The revised newest IC³D classification of corneal dystrophies

Abstract

This report suggests how corneal dystrophies (CDs) should be diagnosed at the slit lamp and specifies the new IC(3)D classification of CDs in 2015 which incorporates new information. IC(3)D reviewed all peer-reviewed articles on CDs 2008 to 6/2014. Corneal dystrophy templates and anatomic classifications were updated. To detect landmarks for correct classification of CDs, opacity patterns and opacity units are determined at the slit lamp. Opacity patterns are described as (1) horizontal extension, (2) vertical extension ("depth") and clarity of the (3) cornea in between. Horizontal extension is assessed using a broad beam, vertical extension using a bright, thin slit lamp beam in high magnification. For assessment of opacity units, examination using retroillumination with dilated pupil is indispensable! This is especially true for epithelial and endothelial CDs. With a better review of the cellular origin of CDs, a new anatomic classification is proposed: 1. epithelial and subepithelial; 2. epithelial-stromal transforming growth factor beta-induced (TGFBI); 3. stromal; 4. endothelial dystrophies. Epithelial recurrent erosion dystrophies include three epithelial dystrophies (Franceschetti CD, dystrophia Smolandiensis, and dystrophia Helsinglandica) and are differentiated against TGFBI dystrophies, also associated with recurrent epithelial erosion. The chromosome locus of Thiel-Behnke CD is only located on 5q31. The entity previously called Thiel-Behnke on chromosome 10q24 may be a unique corneal dystrophy.

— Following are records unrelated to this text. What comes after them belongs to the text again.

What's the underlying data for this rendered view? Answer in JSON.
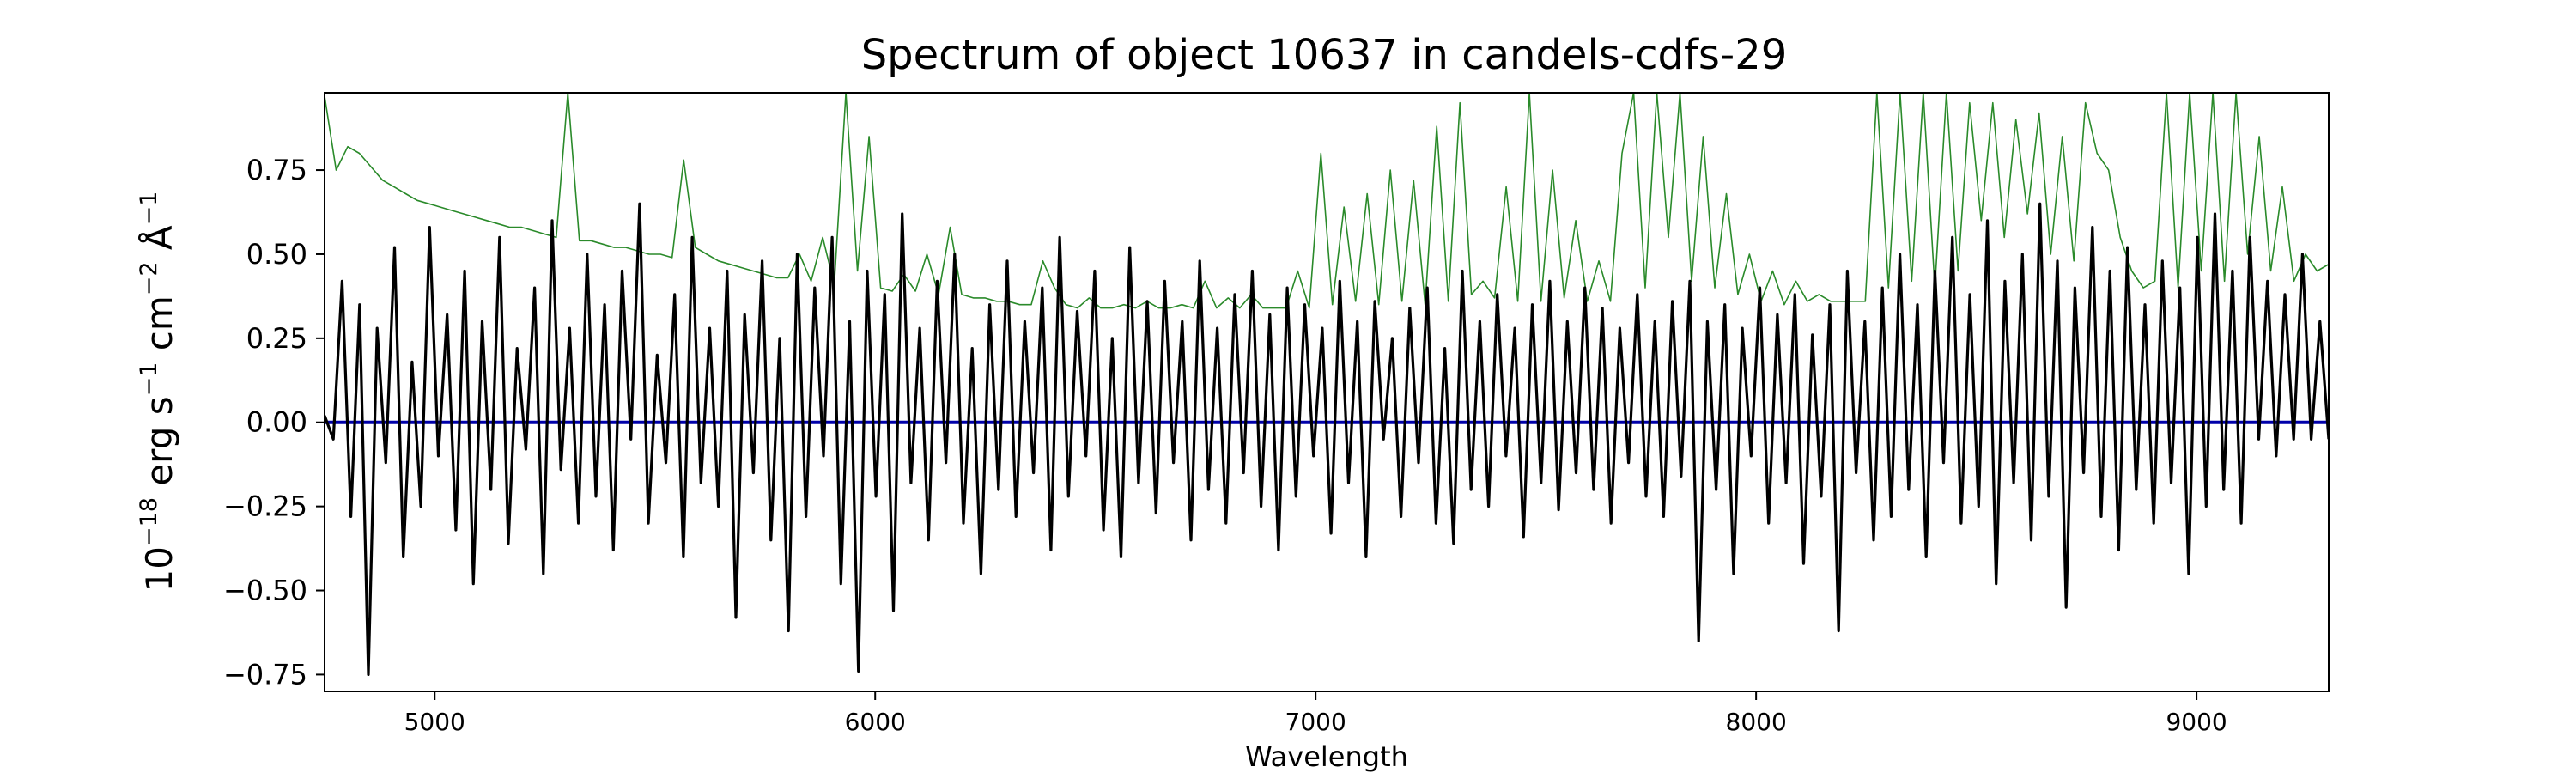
{
  "chart_data": {
    "type": "line",
    "title": "Spectrum of object 10637 in candels-cdfs-29",
    "xlabel": "Wavelength",
    "ylabel": {
      "base": "10",
      "exp1": "−18",
      "erg": " erg s",
      "exp2": "−1",
      "cm": " cm",
      "exp3": "−2",
      "ang": " Å",
      "exp4": "−1"
    },
    "xlim": [
      4750,
      9300
    ],
    "ylim": [
      -0.8,
      0.98
    ],
    "xticks": [
      5000,
      6000,
      7000,
      8000,
      9000
    ],
    "xtick_labels": [
      "5000",
      "6000",
      "7000",
      "8000",
      "9000"
    ],
    "yticks": [
      -0.75,
      -0.5,
      -0.25,
      0.0,
      0.25,
      0.5,
      0.75
    ],
    "ytick_labels": [
      "−0.75",
      "−0.50",
      "−0.25",
      "0.00",
      "0.25",
      "0.50",
      "0.75"
    ],
    "grid": false,
    "series": [
      {
        "role": "flux",
        "color": "#000000",
        "x_start": 4750,
        "x_end": 9300,
        "values": [
          0.02,
          -0.05,
          0.42,
          -0.28,
          0.35,
          -0.75,
          0.28,
          -0.12,
          0.52,
          -0.4,
          0.18,
          -0.25,
          0.58,
          -0.1,
          0.32,
          -0.32,
          0.45,
          -0.48,
          0.3,
          -0.2,
          0.55,
          -0.36,
          0.22,
          -0.08,
          0.4,
          -0.45,
          0.6,
          -0.14,
          0.28,
          -0.3,
          0.5,
          -0.22,
          0.35,
          -0.38,
          0.45,
          -0.05,
          0.65,
          -0.3,
          0.2,
          -0.12,
          0.38,
          -0.4,
          0.55,
          -0.18,
          0.28,
          -0.25,
          0.45,
          -0.58,
          0.32,
          -0.15,
          0.48,
          -0.35,
          0.25,
          -0.62,
          0.5,
          -0.28,
          0.4,
          -0.1,
          0.55,
          -0.48,
          0.3,
          -0.74,
          0.45,
          -0.22,
          0.38,
          -0.56,
          0.62,
          -0.18,
          0.28,
          -0.35,
          0.42,
          -0.12,
          0.5,
          -0.3,
          0.22,
          -0.45,
          0.35,
          -0.2,
          0.48,
          -0.28,
          0.3,
          -0.15,
          0.4,
          -0.38,
          0.55,
          -0.22,
          0.33,
          -0.1,
          0.45,
          -0.32,
          0.25,
          -0.4,
          0.52,
          -0.18,
          0.36,
          -0.27,
          0.42,
          -0.12,
          0.3,
          -0.35,
          0.48,
          -0.2,
          0.28,
          -0.3,
          0.38,
          -0.15,
          0.45,
          -0.25,
          0.32,
          -0.38,
          0.4,
          -0.22,
          0.35,
          -0.1,
          0.28,
          -0.33,
          0.42,
          -0.18,
          0.3,
          -0.4,
          0.36,
          -0.05,
          0.25,
          -0.28,
          0.34,
          -0.12,
          0.4,
          -0.3,
          0.22,
          -0.36,
          0.45,
          -0.2,
          0.3,
          -0.25,
          0.38,
          -0.1,
          0.28,
          -0.34,
          0.35,
          -0.18,
          0.42,
          -0.26,
          0.3,
          -0.15,
          0.4,
          -0.2,
          0.34,
          -0.3,
          0.28,
          -0.12,
          0.38,
          -0.22,
          0.3,
          -0.28,
          0.36,
          -0.16,
          0.42,
          -0.65,
          0.3,
          -0.2,
          0.35,
          -0.45,
          0.28,
          -0.1,
          0.4,
          -0.3,
          0.32,
          -0.18,
          0.38,
          -0.42,
          0.26,
          -0.22,
          0.35,
          -0.62,
          0.45,
          -0.15,
          0.3,
          -0.35,
          0.4,
          -0.28,
          0.5,
          -0.2,
          0.35,
          -0.4,
          0.45,
          -0.12,
          0.55,
          -0.3,
          0.38,
          -0.25,
          0.6,
          -0.48,
          0.42,
          -0.18,
          0.5,
          -0.35,
          0.65,
          -0.22,
          0.48,
          -0.55,
          0.4,
          -0.15,
          0.58,
          -0.28,
          0.45,
          -0.38,
          0.52,
          -0.2,
          0.35,
          -0.3,
          0.48,
          -0.18,
          0.4,
          -0.45,
          0.55,
          -0.25,
          0.62,
          -0.2,
          0.45,
          -0.3,
          0.55,
          -0.05,
          0.42,
          -0.1,
          0.38,
          -0.05,
          0.5,
          -0.05,
          0.3,
          -0.05
        ]
      },
      {
        "role": "error",
        "color": "#2a8a2a",
        "x_start": 4750,
        "x_end": 9300,
        "values": [
          0.97,
          0.75,
          0.82,
          0.8,
          0.76,
          0.72,
          0.7,
          0.68,
          0.66,
          0.65,
          0.64,
          0.63,
          0.62,
          0.61,
          0.6,
          0.59,
          0.58,
          0.58,
          0.57,
          0.56,
          0.55,
          0.98,
          0.54,
          0.54,
          0.53,
          0.52,
          0.52,
          0.51,
          0.5,
          0.5,
          0.49,
          0.78,
          0.52,
          0.5,
          0.48,
          0.47,
          0.46,
          0.45,
          0.44,
          0.43,
          0.43,
          0.5,
          0.42,
          0.55,
          0.41,
          0.98,
          0.45,
          0.85,
          0.4,
          0.39,
          0.44,
          0.39,
          0.5,
          0.38,
          0.58,
          0.38,
          0.37,
          0.37,
          0.36,
          0.36,
          0.35,
          0.35,
          0.48,
          0.4,
          0.35,
          0.34,
          0.37,
          0.34,
          0.34,
          0.35,
          0.34,
          0.36,
          0.34,
          0.34,
          0.35,
          0.34,
          0.42,
          0.34,
          0.37,
          0.34,
          0.38,
          0.34,
          0.34,
          0.34,
          0.45,
          0.34,
          0.8,
          0.35,
          0.64,
          0.36,
          0.68,
          0.35,
          0.75,
          0.36,
          0.72,
          0.35,
          0.88,
          0.36,
          0.95,
          0.38,
          0.42,
          0.37,
          0.7,
          0.36,
          0.98,
          0.36,
          0.75,
          0.37,
          0.6,
          0.36,
          0.48,
          0.36,
          0.8,
          0.98,
          0.4,
          0.98,
          0.55,
          0.98,
          0.42,
          0.85,
          0.4,
          0.68,
          0.38,
          0.5,
          0.36,
          0.45,
          0.35,
          0.42,
          0.36,
          0.38,
          0.36,
          0.36,
          0.36,
          0.36,
          0.98,
          0.4,
          0.98,
          0.42,
          0.98,
          0.4,
          0.98,
          0.45,
          0.95,
          0.6,
          0.95,
          0.55,
          0.9,
          0.62,
          0.92,
          0.5,
          0.85,
          0.48,
          0.95,
          0.8,
          0.75,
          0.55,
          0.45,
          0.4,
          0.42,
          0.98,
          0.4,
          0.98,
          0.45,
          0.98,
          0.42,
          0.98,
          0.5,
          0.85,
          0.45,
          0.7,
          0.42,
          0.5,
          0.45,
          0.47
        ]
      },
      {
        "role": "model",
        "color": "#0000aa",
        "x_start": 4750,
        "x_end": 9300,
        "values": [
          0,
          0
        ]
      }
    ]
  }
}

Congenital hereditary endothelial dystrophy (CHED, formerly CHED2) is an autosomal recessive disorder. The autosomal dominant inherited CHED (formerly CHED1) is insufficiently distinct to be a unique entity and most cases appear to be similar to other reported dystrophies, particularly posterior polymorphous corneal dystrophy (PPCD). The 2015 revision of IC(3)D classification includes an updated anatomic classification more accurately describing TGFBI dystrophies to affect multiple layers. Some entities, e.g., Grayson Wilbrandt, Meretoja syndrome, and CHED2 are removed. All authors and reviewers should adhere to this classification of CDs!